JUSTICE LEAGUE: THE RISE OF ARSENAL #1: (DC) Not superhero porn, but the inevitable continuation of the creatively bankrupt resolution of Cry For Justice, as we follow Roy Harper nee Speedy nee Arsenal nee Red Arrow through the aftermath of the death of his daughter and the loss of his arm. Amateurishly drawn and no cliche is left unsprung in the script. You can do better than this. D+
THE MYSTIC HANDS OF DR. STRANGE: (Marvel) Back in the day, they used to commission, then stockpile, various stories from various artists and writers in case the regular creative team missed a deadline. They ran the gamut from inspired to insipid, and in large part are why we don’t see that practice in play too much these days. Everybody and their mother that wants to write comics, at some point, seems to want to write a Dr. Strange story, and what we’re getting here, all dressed up like a circa 1975 Marvel Magazine, seems like a whole lotta auditions and pitches. Best in show here is Kieron Gillen and Fraser Irving’s lead story, in which the Doc investigates a psychiatrist and encounters an old “friend”. My personal favorite Doc artist right now, The Oath’s Marcos Martin, does some nice spot illos for a Mike Carey prose piece. We also get a rare appearance by Ted McKeever, an artist with a difficult style that’s an acquired taste, but I’ve always liked it.

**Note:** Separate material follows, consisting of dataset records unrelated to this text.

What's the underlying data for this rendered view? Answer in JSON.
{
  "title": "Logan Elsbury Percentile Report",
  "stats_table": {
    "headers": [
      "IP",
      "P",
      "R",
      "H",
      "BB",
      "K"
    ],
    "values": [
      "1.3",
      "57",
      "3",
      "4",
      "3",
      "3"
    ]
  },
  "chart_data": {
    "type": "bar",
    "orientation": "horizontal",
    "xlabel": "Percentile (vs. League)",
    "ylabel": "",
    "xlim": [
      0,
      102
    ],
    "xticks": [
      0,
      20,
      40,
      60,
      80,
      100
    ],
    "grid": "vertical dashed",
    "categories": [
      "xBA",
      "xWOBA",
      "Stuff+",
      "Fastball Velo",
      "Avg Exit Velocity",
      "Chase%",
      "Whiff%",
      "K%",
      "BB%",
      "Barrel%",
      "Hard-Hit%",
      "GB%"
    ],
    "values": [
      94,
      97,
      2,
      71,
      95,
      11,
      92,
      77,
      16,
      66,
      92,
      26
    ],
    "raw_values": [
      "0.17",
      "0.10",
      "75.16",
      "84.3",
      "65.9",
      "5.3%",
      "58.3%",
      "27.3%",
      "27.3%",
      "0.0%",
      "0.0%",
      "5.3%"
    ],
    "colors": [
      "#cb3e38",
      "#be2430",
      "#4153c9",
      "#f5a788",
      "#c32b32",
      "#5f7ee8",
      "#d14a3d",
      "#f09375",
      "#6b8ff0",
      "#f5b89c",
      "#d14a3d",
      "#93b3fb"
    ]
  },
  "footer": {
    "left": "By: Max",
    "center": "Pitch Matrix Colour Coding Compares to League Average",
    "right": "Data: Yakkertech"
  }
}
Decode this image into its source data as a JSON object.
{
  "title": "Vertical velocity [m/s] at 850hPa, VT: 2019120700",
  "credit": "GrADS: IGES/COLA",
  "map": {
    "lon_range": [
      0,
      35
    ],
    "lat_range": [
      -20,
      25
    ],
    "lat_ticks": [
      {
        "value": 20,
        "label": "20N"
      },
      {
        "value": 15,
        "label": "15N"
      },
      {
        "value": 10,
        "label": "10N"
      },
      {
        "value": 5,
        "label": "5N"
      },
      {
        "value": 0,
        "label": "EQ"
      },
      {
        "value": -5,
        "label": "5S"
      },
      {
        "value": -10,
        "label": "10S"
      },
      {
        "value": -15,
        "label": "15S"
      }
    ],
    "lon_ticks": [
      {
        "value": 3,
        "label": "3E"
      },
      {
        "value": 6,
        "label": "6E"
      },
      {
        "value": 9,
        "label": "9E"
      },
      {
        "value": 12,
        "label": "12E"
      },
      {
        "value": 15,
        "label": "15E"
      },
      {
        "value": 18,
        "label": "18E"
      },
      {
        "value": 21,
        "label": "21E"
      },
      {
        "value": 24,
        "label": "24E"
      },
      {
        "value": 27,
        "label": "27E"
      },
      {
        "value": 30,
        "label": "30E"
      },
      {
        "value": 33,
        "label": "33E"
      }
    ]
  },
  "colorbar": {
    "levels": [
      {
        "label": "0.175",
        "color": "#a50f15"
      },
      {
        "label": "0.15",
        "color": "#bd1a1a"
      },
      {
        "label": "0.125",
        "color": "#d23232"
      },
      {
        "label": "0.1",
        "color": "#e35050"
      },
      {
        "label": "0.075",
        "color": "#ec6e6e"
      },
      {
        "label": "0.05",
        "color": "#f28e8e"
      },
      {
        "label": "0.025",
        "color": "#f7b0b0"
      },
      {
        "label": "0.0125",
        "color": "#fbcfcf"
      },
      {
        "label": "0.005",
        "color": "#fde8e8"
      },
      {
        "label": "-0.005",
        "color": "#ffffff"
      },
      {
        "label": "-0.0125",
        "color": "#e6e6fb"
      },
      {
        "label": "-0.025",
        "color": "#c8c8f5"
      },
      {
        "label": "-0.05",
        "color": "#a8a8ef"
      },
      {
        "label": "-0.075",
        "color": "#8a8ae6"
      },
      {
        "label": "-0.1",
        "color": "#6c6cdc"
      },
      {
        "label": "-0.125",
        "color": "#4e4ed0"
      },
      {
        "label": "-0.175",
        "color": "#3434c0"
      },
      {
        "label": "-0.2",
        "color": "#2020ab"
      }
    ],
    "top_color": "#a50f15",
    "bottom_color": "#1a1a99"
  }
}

Hate that title, surely one of the worst on a mainstream comic since DC’s Sinister House of Secret Love. Makes him sound like a masseuse. B
GALACTA, DAUGHTER OF GALACTUS #s 1, 2: Adam Warren, once more doing That Thing He Do so well, namely, bringing us hypertalky adventures of an attractive superchica, and while it’s not as good as if Warren drew it himself, it’s very nicely brought to life by someone named Hector Sevilla Lujan. A Marvel Comics Digital exclusive, a one-shot is said to be coming out in May. No, I don’t know how the hell Galactus had a daughter either. Maybe they’ll tell us eventually. A-
As always, thanks for reading and see you (hopefully) next Tuesday!